Anyway, a few of us chose the option of a project on the seed-caching behavior of black-capped chickadees. I believe we mostly spent most of our time standing in the snow near an on-campus bird feeder, watching chickadees through binoculars and logging whether or not they immediately ate the seeds they obtained from the feeder. You pitched the project as one that might yield publishable results, and, indeed, our data showed a trend for which the p-value was less than 0.05. Specifically, we found that a chickadee was significantly less likely to eat a seed (and therefore more likely to cache it, presumably) in the presence of two or more “conspecifics” (a fancy term that I learned during the project).
My classmate Jeremy Fox and I were excited by the possibility of getting published, and so we went ahead and wrote a short paper, and you dutifully edited it and submitted it to a bird research journal — The Condor? The Auk? The Spotted Grouse? Alas, the journal rejected it, thus ending Jeremy’s and my brief ornithology careers.
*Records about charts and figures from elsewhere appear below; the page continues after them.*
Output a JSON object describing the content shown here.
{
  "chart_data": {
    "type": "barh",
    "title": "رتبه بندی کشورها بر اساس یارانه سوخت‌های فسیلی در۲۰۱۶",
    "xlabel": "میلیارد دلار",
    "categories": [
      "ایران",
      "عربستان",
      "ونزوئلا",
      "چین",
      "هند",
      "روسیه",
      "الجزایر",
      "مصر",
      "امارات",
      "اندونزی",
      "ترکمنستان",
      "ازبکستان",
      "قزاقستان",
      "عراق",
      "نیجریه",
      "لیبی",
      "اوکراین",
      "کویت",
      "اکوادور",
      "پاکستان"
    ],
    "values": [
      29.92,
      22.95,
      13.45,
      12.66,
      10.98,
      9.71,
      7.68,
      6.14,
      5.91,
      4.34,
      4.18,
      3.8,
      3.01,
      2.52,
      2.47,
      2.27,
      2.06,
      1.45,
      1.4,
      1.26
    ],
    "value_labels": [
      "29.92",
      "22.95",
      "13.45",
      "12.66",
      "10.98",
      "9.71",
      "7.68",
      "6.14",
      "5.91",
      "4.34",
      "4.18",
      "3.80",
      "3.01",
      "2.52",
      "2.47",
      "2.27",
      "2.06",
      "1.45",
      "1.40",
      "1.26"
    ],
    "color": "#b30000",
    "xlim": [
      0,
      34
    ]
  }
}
Despite the non-triumphant outcome, this experience planted a viable seed of sorts. It was now conceivable to Jeremy and me that we — mere undergraduates, who up to that point had only read a handful of primary research articles — could contribute to the scientific literature ourselves. Sure enough, a couple of years later, Jeremy and I would turn our respective senior theses into our first peer-reviewed publications.
While you weren’t involved in those papers, your quiet encouragment of the chickadee manuscript surely paved the way for them and the many papers that Jeremy and I have each written since then.
Thank you, Heather, for this deeply impactful support of our maiden flight into the scientific research wilderness!